KOMPAS.com- Menteri Ketenagakerjaan M Hanif Dhakiri meminta masyarakat untuk lebih berhati-hati dan bijak menggunakan media sosial. Pasalnya, saat ini banyak perusahaan yang menjadikan akun media sosial sebagai salah satu aspek penilaian dalam rekrutmen tenaga kerja.
"Para pelamar nantinya diwajibkan mencatumkan akun media sosial untuk diperiksa," ujarnya saat menjadi narasumber Dialog Sosial Serikat Pekerja/Serikat Buruh di Bekasi, Jumat (29/3/2019).
Oleh karena itu, kata hanif, bila tidak bijak dalam media sosial, bisa jadi penghambat karier.
"Kalau media sosialnya dipakai untuk ngumpat orang, mengeluh, itu bisa mengganggu perjalanan karier-nya," ujar Hanif.
Hanif pun menegaskan bahwa pola tersebut telah ia terapkan di Kemnaker untuk menyeleksi pejabat. Selain tes tertulis dan wawancara, panitia seleksi juga menilai akun media sosial calon pejabat.
"Jadi walaupun tes tertulis nilainya 100, wawancara nilainya 1.000, tapi media sosialnya isinya negatif, ke laut saja," ujarnya.
Dalam kesempatan itu, Hanif juga mengajak seluruh stake holder ketenagakerjaan untuk bersama-sama membangun dunia ketenagakerjaan. Setidaknya, ada 3 aspek yang harus menjadi perhatian seluruh pihak.
Pertama, ekosistem ketenagakerjaan. Perbaikan ekosistem ketenagakerjaan sangat diperlukan. Mengingat 3 dari 10 hambatan investasi ada pada sektor ketenagakerjaan.

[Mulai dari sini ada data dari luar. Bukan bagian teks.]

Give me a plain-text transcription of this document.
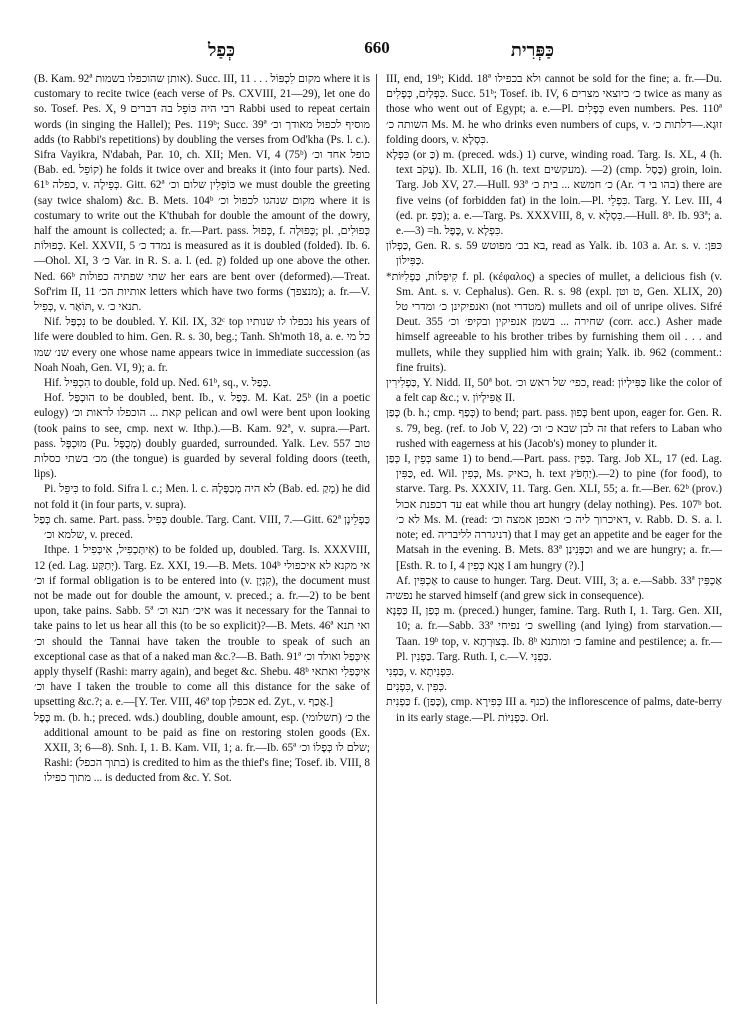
כְּפַל	660	כַּפְּרִית

(B. Kam. 92ª אותן שהוכפלו בשמות). Succ. III, 11 . . . מקום לִכְפּוֹל where it is customary to recite twice (each verse of Ps. CXVIII, 21—29), let one do so. Tosef. Pes. X, 9 רבי היה כּוֹפֵל בה דברים Rabbi used to repeat certain words (in singing the Hallel); Pes. 119ᵇ; Succ. 39ª מוסיף לכפול מאודך וכ׳ adds (to Rabbi's repetitions) by doubling the verses from Od'kha (Ps. l. c.). Sifra Vayikra, N'dabah, Par. 10, ch. XII; Men. VI, 4 (75ᵇ) כופל אחד וכ׳ (Bab. ed. קוֹפֵל) he folds it twice over and breaks it (into four parts). Ned. 61ᵇ כפלה, v. כְּפֵילָה. Gitt. 62ª כּוֹפְלִין שלום וכ׳ we must double the greeting (say twice shalom) &c. B. Mets. 104ᵇ מקום שנהגו לכפול וכ׳ where it is costumary to write out the K'thubah for double the amount of the dowry, half the amount is collected; a. fr.—Part. pass. כָּפוּל, f. כְּפוּלָה; pl. כְּפוּלִים, כְּפוּלוֹת. Kel. XXVII, 5 נמדד כ׳ is measured as it is doubled (folded). Ib. 6.—Ohol. XI, 3 כ׳ Var. in R. S. a. l. (ed. קָ) folded up one above the other. Ned. 66ᵇ שתי שפתיה כפולות her ears are bent over (deformed).—Treat. Sof'rim II, 11 אותיות הכ׳ letters which have two forms (מנצפך); a. fr.—V. כְּפִיל, v. תּוֹאַר, v. תנאי כ׳.

Nif. נִכְפַּל to be doubled. Y. Kil. IX, 32ᶜ top נכפלו לו שנותיו his years of life were doubled to him. Gen. R. s. 30, beg.; Tanh. Sh'moth 18, a. e. כל מי שנ׳ שמו every one whose name appears twice in immediate succession (as Noah Noah, Gen. VI, 9); a. fr.

Hif. הִכְפִּיל to double, fold up. Ned. 61ᵇ, sq., v. כְּפַל.

Hof. הוּכְפַּל to be doubled, bent. Ib., v. כְּפַל. M. Kat. 25ᵇ (in a poetic eulogy) קאת ... הוכפלו לראות וכ׳ pelican and owl were bent upon looking (took pains to see, cmp. next w. Ithp.).—B. Kam. 92ª, v. supra.—Part. pass. מוּכְפָּל (Pu. מְכֻפָּל) doubly guarded, surrounded. Yalk. Lev. 557 טוב מכ׳ בשתי כסלות (the tongue) is guarded by several folding doors (teeth, lips).

Pi. כִּיפֵּל to fold. Sifra l. c.; Men. l. c. לא היה מְכַפְּלָהּ (Bab. ed. מְקַ) he did not fold it (in four parts, v. supra).

כְּפַל ch. same. Part. pass. כְּפִיל double. Targ. Cant. VIII, 7.—Gitt. 62ª כַּפְלֵינָן שלמא וכ׳, v. preced.

Ithpe. אִיתְּכְפִיל, אִיכְּפִיל 1) to be folded up, doubled. Targ. Is. XXXVIII, 12 (ed. Lag. יְתַקַּע). Targ. Ez. XXI, 19.—B. Mets. 104ᵇ אי מקנא לא איכפולי וכ׳ if formal obligation is to be entered into (v. קִנְיָן), the document must not be made out for double the amount, v. preced.; a. fr.—2) to be bent upon, take pains. Sabb. 5ª איכ׳ תנא וכ׳ was it necessary for the Tannai to take pains to let us hear all this (to be so explicit)?—B. Mets. 46ª ואי תנא וכ׳ should the Tannai have taken the trouble to speak of such an exceptional case as that of a naked man &c.?—B. Bath. 91ª אִיכְּפַל ואולד וכ׳ apply thyself (Rashi: marry again), and beget &c. Shebu. 48ᵇ אִיכְּפַלִי ואתאי וכ׳ have I taken the trouble to come all this distance for the sake of upsetting &c.?; a. e.—[Y. Ter. VIII, 46ª top אכפלן ed. Zyt., v. אֲכַף.]

כֶּפֶל m. (b. h.; preced. wds.) doubling, double amount, esp. כ׳ (תשלומי) the additional amount to be paid as fine on restoring stolen goods (Ex. XXII, 3; 6—8). Snh. I, 1. B. Kam. VII, 1; a. fr.—Ib. 65ª שלם לו כְּפֶלוֹ וכ׳; Rashi: (בתוך הכפל) is credited to him as the thief's fine; Tosef. ib. VIII, 8 מתוך כפילו ... is deducted from &c. Y. Sot.

III, end, 19ᵇ; Kidd. 18ª ולא בכפילו cannot be sold for the fine; a. fr.—Du. כִּפְלַיִם, כְּפָלִים. Succ. 51ᵇ; Tosef. ib. IV, 6 כ׳ כיוצאי מצרים twice as many as those who went out of Egypt; a. e.—Pl. כְּפָלִים even numbers. Pes. 110ª השותה כ׳ Ms. M. he who drinks even numbers of cups, v. זוּגָא.—דלתות כ׳ folding doors, v. כִּסְלָא.

כִּפְלָא (or כַּ) m. (preced. wds.) 1) curve, winding road. Targ. Is. XL, 4 (h. text עָקֹב). Ib. XLII, 16 (h. text מעקשים). —2) (cmp. כֶּסֶל) groin, loin. Targ. Job XV, 27.—Hull. 93ª כ׳ חמשא ... בית כ׳ (Ar. בהו בי ד׳) there are five veins (of forbidden fat) in the loin.—Pl. כִּפְלֵי. Targ. Y. Lev. III, 4 (ed. pr. כַּפְ); a. e.—Targ. Ps. XXXVIII, 8, v. כִּסְלָא.—Hull. 8ᵇ. Ib. 93ª; a. e.—3) =h. כֶּפֶל, v. כִּפְלָא.

כַּפְלוֹן, Gen. R. s. 59 בא בכ׳ מפוטש, read as Yalk. ib. 103 a. Ar. s. v. כּפּן: כַּפִּילוֹן.

*קִיפְלוֹת, כַּפְלִיּוֹת f. pl. (κέφαλος) a species of mullet, a delicious fish (v. Sm. Ant. s. v. Cephalus). Gen. R. s. 98 (expl. ט וטן, Gen. XLIX, 20) ואנפיקינן כ׳ ומדרי טל (not מטדרי) mullets and oil of unripe olives. Sifré Deut. 355 שחירה ... בשמן אנפיקין ובקיפ׳ וכ׳ (corr. acc.) Asher made himself agreeable to his brother tribes by furnishing them oil . . . and mullets, while they supplied him with grain; Yalk. ib. 962 (comment.: fine fruits).

כַּפְלִירִין, Y. Nidd. II, 50ª bot. כפי׳ של ראש וכ׳, read: כַּפִּילְיוֹן like the color of a felt cap &c.; v. אַפִּילְיוֹן II.

כָּפַן (b. h.; cmp. כְּפַף) to bend; part. pass. כָּפוּן bent upon, eager for. Gen. R. s. 79, beg. (ref. to Job V, 22) זה לבן שבא כ׳ וכ׳ that refers to Laban who rushed with eagerness at his (Jacob's) money to plunder it.

כְּפַן I, כְּפֵין same 1) to bend.—Part. pass. כְּפִין. Targ. Job XL, 17 (ed. Lag. כַּפִּין, ed. Wil. כְּפִין, Ms. כאיק, h. text יַחְפֹּץ).—2) to pine (for food), to starve. Targ. Ps. XXXIV, 11. Targ. Gen. XLI, 55; a. fr.—Ber. 62ᵇ (prov.) עד דכפנת אכול eat while thou art hungry (delay nothing). Pes. 107ᵇ bot. לא כ׳ Ms. M. (read: דאיכרוך ליה כ׳ ואכפן אמצה וכ׳, v. Rabb. D. S. a. l. note; ed. דניגררה לליבריה) that I may get an appetite and be eager for the Matsah in the evening. B. Mets. 83ª וכַפְּנִינַן and we are hungry; a. fr.—[Esth. R. to I, 4 אֲנָא כְּפִין I am hungry (?).]

Af. אַכְפִּין to cause to hunger. Targ. Deut. VIII, 3; a. e.—Sabb. 33ª אַכְפִּין נפשיה he starved himself (and grew sick in consequence).

כַּפְנָא II, כְּפַן m. (preced.) hunger, famine. Targ. Ruth I, 1. Targ. Gen. XII, 10; a. fr.—Sabb. 33ª כ׳ נפיחי swelling (and lying) from starvation.—Taan. 19ᵇ top, v. בְּצוּרְתָא. Ib. 8ᵇ כ׳ ומותנא famine and pestilence; a. fr.—Pl. כַּפְנִין. Targ. Ruth. I, c.—V. כַּפְנִי.

כַּפְנִי, v. כִּפְנִיתָא.

כִּפְנִים, v. כְּפִין.

כַּפְנִית f. (כָּפַן), cmp. כְּפִירָא III a. כנף) the inflorescence of palms, date-berry in its early stage.—Pl. כַּפְנִיּוֹת. Orl.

"Bagaimana membuat ekosistem ini tidak rigit, bisa fleksibel sesuai dengan perubahan dunia," kata Hanif.
Kedua, penguatan akses peningkatan skill. Baik untuk skilling (pelatihan keterampilan), up skilling (peningkatan keterampilan), maupun re-skilling (alih keterampilan).
"Itu kan providernya bisa tempat pelatihan pemerintah, bisa swasta seperti LPK, atau training centre industri," ujarnya.
Ia juga menjelaskan kalau penguatan akses sangat diperlukan, mengingat keterampilan yang dibutuhkan di masa depan adalah keterampilan yang cepat beradaptasi dengan perubahan.
"Jadi cara melindungi tenaga kerja adalah bagaimana mereka memiliki skill. Lalu bagaimana pula skill-nya itu bisa meningkat dan berkembang," jelasnya.
Ketiga, penguatan cakupan kepesertaan jaminan sosial tenaga kerja.
"Bagaimana universal coverage ini benar-benar bisa dijalankan untuk seluruh masyarakat, baik untuk yang sektor formal maupun non formal," paparnya.